The mistake made by William Morgan and his publisher David Miller, who had certainly been initiated into Masonry but never moved beyond the grade of Apprentice, was, most likely and primarily, to have not realized that the context had changed and that the timing of their undertaking was particularly ill chosen. Both men appear to have been, in the eyes of many historians, essentially motivated by the lure of immediate profit. Morgan had such a shady reputation personally that he easily inspired some distrust.
Morgan’s Masonic initiation is still a source of questions as there remains no trace of its having ever occurred. Some venture the hypothesis that he may have been received into a lodge in Canada, then would have peddled his knowledge of the rituals he had learned by heart by becoming an itinerant tutor--in return for money--in the service of the lodges. Contrary to some theories that tend to denigrate Morgan’s abilities, his intellectual capacities--his memory in any case--do not appear to be the subject of any doubt, as opposed to his ethics. He is believed to have even acquired an excellent encyclopedic mastery of the entire corpus of the Order’s rituals.
Freemasons, staggered as much by Morgan’s candor as by his greed, for that was perhaps his primary motivation, attempted to buy the manuscript. This was a wasted effort. This is the point where everything becomes complicated and the reading of the true motivations of Morgan and his publisher become unclear. If greed alone was the foundation of their undertaking, why then did they refuse to surrender the manuscript? From this point, focus was placed on questions concerning their desire to harm the Masonic Order and on possible sponsors of their plan for new divulgations.

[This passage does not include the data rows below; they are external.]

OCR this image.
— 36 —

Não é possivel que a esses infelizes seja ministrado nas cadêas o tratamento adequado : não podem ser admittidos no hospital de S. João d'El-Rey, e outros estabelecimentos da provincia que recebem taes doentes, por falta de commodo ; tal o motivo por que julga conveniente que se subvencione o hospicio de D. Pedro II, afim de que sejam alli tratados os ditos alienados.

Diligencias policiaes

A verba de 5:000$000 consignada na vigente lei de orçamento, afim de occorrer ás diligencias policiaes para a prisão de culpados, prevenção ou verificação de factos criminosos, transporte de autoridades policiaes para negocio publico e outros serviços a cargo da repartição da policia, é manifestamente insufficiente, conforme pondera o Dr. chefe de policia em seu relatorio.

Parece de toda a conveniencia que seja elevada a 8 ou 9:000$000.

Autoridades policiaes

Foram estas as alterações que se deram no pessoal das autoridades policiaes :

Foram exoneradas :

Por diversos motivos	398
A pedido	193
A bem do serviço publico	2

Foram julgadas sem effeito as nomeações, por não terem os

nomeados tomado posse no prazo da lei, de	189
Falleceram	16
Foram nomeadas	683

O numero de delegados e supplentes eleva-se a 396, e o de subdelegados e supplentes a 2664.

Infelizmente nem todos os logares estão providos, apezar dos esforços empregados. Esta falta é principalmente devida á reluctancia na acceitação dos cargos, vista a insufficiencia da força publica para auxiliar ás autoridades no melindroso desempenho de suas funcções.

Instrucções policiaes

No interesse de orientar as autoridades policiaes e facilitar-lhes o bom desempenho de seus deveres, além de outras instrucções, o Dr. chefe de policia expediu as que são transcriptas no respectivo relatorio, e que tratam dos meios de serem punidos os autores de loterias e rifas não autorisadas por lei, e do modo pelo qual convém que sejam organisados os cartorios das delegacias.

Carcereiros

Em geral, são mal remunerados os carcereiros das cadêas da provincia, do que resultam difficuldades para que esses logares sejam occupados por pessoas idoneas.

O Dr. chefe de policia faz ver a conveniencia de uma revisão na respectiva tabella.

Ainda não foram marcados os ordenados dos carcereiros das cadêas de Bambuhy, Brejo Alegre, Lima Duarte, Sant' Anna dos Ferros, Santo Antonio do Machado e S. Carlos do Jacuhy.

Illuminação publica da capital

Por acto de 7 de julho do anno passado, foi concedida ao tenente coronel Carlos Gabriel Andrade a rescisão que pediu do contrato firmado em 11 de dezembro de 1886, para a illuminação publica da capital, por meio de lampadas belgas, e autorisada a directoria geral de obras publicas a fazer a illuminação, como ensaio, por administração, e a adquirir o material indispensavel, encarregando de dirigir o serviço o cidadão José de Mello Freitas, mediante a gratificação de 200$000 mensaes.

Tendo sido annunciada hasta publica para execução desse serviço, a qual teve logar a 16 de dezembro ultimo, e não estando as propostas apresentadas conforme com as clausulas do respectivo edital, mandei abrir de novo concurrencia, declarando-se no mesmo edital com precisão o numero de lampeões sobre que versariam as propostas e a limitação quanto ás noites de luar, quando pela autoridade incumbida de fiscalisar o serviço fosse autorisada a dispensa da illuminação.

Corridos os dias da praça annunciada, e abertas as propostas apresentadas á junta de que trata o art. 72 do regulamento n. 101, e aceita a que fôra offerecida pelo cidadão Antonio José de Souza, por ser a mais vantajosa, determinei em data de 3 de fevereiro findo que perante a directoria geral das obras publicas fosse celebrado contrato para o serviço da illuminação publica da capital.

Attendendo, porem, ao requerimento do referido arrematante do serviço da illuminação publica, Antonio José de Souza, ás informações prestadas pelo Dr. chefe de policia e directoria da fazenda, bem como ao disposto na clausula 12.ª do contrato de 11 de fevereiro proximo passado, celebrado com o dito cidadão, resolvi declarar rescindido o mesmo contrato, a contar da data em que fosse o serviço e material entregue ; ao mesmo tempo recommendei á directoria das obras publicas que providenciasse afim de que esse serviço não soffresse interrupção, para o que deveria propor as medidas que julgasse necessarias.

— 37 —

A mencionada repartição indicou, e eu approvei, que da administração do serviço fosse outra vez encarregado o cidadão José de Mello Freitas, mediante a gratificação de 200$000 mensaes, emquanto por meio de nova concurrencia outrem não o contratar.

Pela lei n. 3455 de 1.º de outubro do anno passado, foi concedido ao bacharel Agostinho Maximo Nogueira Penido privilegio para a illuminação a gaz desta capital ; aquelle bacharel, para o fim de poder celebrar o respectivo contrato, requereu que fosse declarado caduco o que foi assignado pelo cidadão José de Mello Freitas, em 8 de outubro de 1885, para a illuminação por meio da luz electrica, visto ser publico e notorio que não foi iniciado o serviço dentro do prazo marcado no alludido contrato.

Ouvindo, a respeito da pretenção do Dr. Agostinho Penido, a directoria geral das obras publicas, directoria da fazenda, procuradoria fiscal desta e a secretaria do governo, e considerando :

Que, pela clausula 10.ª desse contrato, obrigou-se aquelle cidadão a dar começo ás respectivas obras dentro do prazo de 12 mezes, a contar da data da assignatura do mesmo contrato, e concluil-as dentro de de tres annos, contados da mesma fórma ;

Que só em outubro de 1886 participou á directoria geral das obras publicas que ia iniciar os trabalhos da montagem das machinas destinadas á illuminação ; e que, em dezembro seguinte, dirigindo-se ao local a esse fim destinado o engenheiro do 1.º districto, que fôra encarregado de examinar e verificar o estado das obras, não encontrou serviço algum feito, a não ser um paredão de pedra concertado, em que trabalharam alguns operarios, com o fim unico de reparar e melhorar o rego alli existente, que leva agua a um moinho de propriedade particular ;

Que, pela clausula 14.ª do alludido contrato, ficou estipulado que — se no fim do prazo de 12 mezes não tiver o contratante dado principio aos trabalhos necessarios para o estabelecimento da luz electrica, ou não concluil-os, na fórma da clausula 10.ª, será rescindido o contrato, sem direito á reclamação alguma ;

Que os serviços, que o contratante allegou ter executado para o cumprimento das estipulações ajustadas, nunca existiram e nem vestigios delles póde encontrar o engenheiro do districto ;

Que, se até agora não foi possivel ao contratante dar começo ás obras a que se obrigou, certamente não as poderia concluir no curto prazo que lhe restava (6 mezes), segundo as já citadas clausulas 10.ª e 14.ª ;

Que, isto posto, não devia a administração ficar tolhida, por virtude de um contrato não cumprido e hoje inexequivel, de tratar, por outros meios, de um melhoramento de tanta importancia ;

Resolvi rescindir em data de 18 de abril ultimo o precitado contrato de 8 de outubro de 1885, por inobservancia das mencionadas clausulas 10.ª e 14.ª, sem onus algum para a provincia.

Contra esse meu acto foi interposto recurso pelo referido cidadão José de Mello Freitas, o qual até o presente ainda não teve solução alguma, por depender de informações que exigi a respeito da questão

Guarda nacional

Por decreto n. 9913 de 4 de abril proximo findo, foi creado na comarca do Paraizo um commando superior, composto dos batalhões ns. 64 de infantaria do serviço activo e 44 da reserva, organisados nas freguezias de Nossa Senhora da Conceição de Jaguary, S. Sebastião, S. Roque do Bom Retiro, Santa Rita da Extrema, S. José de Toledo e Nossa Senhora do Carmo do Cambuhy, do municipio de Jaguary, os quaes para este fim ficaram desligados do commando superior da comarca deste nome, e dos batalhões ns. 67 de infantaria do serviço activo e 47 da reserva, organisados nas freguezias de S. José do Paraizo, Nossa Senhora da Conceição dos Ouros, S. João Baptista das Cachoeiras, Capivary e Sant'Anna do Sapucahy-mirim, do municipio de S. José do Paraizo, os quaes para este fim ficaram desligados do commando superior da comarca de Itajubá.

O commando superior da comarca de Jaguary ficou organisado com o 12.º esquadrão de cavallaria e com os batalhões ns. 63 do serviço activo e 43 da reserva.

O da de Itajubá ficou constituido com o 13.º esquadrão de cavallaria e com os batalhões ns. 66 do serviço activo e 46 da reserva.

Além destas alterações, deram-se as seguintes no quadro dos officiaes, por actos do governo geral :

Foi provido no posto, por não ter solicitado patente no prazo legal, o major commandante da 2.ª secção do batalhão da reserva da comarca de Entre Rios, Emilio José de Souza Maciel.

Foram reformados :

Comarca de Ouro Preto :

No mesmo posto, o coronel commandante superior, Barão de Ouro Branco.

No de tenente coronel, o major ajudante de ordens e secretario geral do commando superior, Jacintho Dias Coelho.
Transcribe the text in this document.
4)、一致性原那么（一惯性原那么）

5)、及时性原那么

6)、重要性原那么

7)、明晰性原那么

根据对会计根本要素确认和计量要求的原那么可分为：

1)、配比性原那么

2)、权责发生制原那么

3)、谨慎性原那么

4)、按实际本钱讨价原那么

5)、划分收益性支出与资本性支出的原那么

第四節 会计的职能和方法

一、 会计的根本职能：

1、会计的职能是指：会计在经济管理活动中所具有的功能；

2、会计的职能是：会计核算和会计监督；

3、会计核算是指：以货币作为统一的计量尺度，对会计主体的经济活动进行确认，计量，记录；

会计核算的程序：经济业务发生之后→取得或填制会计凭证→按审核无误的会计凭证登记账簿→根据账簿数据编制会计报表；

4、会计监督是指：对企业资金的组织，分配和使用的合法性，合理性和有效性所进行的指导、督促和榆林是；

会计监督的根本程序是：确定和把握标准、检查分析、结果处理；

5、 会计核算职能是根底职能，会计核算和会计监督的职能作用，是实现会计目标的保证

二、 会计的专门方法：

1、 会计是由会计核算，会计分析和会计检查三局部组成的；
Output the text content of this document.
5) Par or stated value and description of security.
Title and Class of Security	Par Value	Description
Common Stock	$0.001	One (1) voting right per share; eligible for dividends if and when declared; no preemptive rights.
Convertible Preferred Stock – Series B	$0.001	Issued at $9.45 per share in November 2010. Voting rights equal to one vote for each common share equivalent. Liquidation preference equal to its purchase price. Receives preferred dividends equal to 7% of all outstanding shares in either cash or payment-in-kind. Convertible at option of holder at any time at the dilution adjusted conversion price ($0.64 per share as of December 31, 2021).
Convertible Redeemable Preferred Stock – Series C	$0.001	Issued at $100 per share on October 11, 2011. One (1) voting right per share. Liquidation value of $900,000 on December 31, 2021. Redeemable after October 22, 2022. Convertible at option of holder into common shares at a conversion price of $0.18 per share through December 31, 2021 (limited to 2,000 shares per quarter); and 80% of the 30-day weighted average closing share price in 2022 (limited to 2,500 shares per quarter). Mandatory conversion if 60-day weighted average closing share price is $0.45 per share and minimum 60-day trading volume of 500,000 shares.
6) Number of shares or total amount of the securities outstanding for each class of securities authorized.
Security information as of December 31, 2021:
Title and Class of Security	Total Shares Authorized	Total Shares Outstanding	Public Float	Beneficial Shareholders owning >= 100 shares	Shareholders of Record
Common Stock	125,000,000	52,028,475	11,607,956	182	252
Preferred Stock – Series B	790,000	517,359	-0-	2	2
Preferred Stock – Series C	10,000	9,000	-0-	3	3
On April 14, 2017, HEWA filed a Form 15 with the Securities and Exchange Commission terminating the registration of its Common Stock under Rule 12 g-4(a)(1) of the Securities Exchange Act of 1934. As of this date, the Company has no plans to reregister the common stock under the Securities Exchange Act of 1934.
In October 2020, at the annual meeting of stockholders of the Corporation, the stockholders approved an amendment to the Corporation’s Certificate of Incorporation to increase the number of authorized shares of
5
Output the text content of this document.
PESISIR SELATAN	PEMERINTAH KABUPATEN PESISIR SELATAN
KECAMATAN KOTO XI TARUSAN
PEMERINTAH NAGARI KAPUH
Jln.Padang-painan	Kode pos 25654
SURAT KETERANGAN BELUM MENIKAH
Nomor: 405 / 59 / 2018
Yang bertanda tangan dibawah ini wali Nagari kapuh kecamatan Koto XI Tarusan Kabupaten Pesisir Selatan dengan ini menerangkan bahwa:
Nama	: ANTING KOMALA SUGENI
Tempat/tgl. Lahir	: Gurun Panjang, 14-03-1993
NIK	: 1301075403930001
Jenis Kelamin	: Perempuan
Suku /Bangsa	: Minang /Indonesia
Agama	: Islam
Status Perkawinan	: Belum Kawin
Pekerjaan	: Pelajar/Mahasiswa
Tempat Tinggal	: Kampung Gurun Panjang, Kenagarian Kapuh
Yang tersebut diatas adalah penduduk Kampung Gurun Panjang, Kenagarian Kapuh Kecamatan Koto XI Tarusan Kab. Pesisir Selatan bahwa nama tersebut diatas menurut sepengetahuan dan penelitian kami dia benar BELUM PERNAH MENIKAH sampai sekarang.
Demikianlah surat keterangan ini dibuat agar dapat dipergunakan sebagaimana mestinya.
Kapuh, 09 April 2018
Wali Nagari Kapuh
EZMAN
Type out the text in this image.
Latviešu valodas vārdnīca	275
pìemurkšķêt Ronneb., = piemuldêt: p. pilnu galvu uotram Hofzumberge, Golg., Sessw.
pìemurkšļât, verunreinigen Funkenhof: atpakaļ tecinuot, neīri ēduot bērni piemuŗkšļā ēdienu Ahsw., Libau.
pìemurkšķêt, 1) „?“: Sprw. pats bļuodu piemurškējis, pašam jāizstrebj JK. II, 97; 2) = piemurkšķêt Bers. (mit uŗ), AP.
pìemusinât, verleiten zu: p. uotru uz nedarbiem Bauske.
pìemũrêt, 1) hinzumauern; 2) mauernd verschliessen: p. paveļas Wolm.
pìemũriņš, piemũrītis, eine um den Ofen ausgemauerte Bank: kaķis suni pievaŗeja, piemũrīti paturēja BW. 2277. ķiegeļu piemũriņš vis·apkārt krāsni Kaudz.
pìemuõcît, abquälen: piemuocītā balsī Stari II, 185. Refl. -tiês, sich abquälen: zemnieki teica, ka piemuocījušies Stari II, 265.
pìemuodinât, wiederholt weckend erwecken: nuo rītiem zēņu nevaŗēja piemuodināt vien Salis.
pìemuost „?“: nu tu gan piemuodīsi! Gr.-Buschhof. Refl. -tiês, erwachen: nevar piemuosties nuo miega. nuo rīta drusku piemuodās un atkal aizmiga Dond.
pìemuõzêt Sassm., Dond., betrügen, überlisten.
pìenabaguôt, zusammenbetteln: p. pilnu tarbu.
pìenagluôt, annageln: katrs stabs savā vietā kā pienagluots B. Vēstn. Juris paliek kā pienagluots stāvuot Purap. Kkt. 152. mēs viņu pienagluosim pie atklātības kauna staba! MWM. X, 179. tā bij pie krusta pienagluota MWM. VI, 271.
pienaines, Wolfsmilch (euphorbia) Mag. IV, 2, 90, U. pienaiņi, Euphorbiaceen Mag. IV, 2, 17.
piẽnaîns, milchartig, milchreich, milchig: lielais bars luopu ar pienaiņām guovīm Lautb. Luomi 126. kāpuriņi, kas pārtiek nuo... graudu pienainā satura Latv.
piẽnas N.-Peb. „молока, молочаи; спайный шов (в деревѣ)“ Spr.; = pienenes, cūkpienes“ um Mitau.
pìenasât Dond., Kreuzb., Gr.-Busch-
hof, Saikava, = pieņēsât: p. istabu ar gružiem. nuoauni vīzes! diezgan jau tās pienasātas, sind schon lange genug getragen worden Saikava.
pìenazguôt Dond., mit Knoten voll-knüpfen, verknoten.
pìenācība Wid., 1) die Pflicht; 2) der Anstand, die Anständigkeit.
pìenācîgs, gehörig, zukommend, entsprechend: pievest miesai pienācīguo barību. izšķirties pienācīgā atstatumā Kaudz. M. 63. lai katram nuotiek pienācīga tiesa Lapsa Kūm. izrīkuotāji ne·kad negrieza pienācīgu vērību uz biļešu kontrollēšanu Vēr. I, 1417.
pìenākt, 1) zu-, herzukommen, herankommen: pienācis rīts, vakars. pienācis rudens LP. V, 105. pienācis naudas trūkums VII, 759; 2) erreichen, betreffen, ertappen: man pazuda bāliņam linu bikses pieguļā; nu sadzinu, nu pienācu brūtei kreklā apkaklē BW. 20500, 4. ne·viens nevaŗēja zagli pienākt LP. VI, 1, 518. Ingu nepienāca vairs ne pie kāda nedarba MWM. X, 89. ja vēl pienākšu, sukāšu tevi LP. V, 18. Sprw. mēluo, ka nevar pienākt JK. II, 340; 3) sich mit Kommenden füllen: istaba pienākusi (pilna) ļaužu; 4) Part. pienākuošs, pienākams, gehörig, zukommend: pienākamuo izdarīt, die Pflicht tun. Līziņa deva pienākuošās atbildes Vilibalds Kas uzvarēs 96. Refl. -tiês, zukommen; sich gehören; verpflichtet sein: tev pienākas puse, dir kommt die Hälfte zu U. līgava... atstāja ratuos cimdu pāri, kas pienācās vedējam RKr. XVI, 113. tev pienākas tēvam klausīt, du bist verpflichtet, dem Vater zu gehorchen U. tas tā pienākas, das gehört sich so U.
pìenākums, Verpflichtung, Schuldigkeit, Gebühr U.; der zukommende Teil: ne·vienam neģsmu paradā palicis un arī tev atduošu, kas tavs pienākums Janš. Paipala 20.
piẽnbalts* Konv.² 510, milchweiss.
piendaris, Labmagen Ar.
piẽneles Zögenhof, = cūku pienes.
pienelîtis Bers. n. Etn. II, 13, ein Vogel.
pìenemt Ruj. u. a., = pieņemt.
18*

The house of the publisher David Miller was set on fire several times. This is a clue that is hardly deceptive and would become a fairly legitimate source of suspicion. “Who benefits from the crime?” we could ask. Those who know America well will not be surprised by the methods applied in a society that still often carries the mark of the pioneers, accustomed to bullying those who for one reason or another are forming an obstacle to their designs. A society that knows, perhaps more than anywhere else, the primacy of violence when it involves ensuring that one’s “rights” prevail, and that, against all democratic humanist logic, defends the absolute right of gun ownership.